When should I take Tacirel LM?

The recommended dose of Tacirel LM is one tablet to be taken two times a day during meals in the morning and evening.For patients with moderate renal impairment and the elderly, the dose should be reduced.

Is Tacirel LM good for the heart?

Tacirel LM improves cardiac function by improving hemodynamics.

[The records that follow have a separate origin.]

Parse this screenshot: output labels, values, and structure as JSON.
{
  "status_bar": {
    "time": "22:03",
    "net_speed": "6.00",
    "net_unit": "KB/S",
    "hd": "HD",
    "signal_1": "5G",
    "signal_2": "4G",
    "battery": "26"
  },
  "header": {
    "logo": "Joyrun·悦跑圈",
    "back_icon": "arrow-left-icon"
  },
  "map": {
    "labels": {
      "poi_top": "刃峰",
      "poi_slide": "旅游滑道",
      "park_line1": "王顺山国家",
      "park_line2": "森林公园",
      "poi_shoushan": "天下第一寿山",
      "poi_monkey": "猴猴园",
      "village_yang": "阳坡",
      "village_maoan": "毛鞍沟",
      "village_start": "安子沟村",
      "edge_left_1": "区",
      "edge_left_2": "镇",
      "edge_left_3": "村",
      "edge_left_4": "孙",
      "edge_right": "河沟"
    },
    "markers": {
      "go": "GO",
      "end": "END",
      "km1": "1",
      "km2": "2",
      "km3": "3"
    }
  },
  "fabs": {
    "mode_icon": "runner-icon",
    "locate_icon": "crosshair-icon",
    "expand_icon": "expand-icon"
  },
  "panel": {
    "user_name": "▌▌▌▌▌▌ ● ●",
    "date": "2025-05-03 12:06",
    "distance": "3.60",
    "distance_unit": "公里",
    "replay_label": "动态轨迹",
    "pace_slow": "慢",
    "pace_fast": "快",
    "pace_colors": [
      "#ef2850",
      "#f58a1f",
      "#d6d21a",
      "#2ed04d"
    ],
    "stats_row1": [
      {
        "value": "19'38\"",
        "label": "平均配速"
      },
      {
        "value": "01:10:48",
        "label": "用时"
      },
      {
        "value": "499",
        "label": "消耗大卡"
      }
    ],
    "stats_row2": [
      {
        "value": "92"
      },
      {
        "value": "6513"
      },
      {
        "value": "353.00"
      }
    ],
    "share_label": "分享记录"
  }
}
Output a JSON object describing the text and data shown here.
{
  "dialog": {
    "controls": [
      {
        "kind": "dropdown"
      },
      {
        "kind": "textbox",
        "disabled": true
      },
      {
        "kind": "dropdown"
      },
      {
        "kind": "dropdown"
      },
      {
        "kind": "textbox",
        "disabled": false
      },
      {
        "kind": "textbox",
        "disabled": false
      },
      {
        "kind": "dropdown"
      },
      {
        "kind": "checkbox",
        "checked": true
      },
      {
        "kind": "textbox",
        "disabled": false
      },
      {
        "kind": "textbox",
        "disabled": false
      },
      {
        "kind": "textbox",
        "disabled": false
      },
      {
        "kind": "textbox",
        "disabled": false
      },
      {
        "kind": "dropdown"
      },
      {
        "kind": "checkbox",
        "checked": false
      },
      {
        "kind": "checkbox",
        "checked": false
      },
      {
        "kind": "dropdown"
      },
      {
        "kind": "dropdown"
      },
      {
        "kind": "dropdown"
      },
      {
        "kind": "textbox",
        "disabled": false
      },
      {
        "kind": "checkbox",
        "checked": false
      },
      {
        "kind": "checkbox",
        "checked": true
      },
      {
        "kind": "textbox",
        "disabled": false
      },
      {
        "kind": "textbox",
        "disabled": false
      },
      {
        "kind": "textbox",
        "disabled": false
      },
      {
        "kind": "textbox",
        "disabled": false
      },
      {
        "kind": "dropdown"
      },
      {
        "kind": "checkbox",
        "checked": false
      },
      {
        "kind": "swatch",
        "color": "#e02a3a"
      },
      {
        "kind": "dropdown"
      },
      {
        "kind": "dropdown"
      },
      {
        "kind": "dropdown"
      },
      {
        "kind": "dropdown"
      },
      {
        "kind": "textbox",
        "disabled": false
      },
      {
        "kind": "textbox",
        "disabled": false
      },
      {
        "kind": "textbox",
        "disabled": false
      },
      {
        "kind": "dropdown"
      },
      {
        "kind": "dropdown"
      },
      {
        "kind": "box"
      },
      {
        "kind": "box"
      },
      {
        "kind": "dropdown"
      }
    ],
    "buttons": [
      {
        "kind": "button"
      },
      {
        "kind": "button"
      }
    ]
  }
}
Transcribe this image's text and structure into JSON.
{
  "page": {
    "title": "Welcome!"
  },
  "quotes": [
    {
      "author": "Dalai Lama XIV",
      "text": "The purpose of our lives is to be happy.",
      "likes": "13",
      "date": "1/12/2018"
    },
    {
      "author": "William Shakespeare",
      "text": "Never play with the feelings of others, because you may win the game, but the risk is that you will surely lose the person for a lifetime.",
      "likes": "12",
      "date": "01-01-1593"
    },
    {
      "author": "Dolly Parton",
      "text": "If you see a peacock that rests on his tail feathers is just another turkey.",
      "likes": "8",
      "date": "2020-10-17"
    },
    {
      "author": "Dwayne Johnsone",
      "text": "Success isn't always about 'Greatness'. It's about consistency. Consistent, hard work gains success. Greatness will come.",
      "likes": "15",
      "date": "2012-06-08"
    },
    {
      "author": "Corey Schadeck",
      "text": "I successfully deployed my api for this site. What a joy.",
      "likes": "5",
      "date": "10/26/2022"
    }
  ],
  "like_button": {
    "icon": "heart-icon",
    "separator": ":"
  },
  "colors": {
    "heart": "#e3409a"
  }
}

Can I take Tacirel LM once a day?

Tacirel LM is taken twice, or three times, each day. A new altered form of Tacirel LM, which can be taken once a day, may improve patient-satisfaction.

Does Tacirel LM lower heart rate?

The dose of Tacirel LM does not affect hemodynamic stability, heart rate, blood pressure and speed-pressure multiplication, and it exerts no negative inotropic effect.

How long can I take Tacirel LM?

Tacirel LM usual treatment for up to 18 months was well tolerated and induced a functional improvement in patients with dilated cardiomyopathy.

Can I stop taking Tacirel LM?

Tacirel LM must be taken regularly for it to be effective. Continue taking this medicine even when you feel better. Do not stop taking it unless instructed by the doctor.

What happens if you stop taking Tacirel LM?

Discontinuing Tacirel LM treatment in people with Parkinson's disease may lessen their motor and non-motor symptoms and improve their quality of life, a study has found.

What is the benefit of taking Tacirel LM?

the benefit of taking Tacirel LM helps to maintain the energy metabolism of heart muscle cells, protecting them from the effects of reduced oxygen supply.

What happen if I miss Tacirel LM?

If you forget to take a dose, take it as soon as you remember. If it is almost time for your next dose, skip the missed dose. Then take your next dose at the usual time. Do not take two doses to make up for the missed dose.

Does Tacirel LM lower heart rate?

The dose of Tacirel LM does not affect hemodynamic stability, heart rate, blood pressure and speed-pressure multiplication, and it exerts no negative inotropic effect.

Can Tacirel LM cause drowsiness?

Tacirel LM does not have haemodynamic effects in clinical studies, however cases of dizziness and drowsiness have been observed in post-marketing experienc.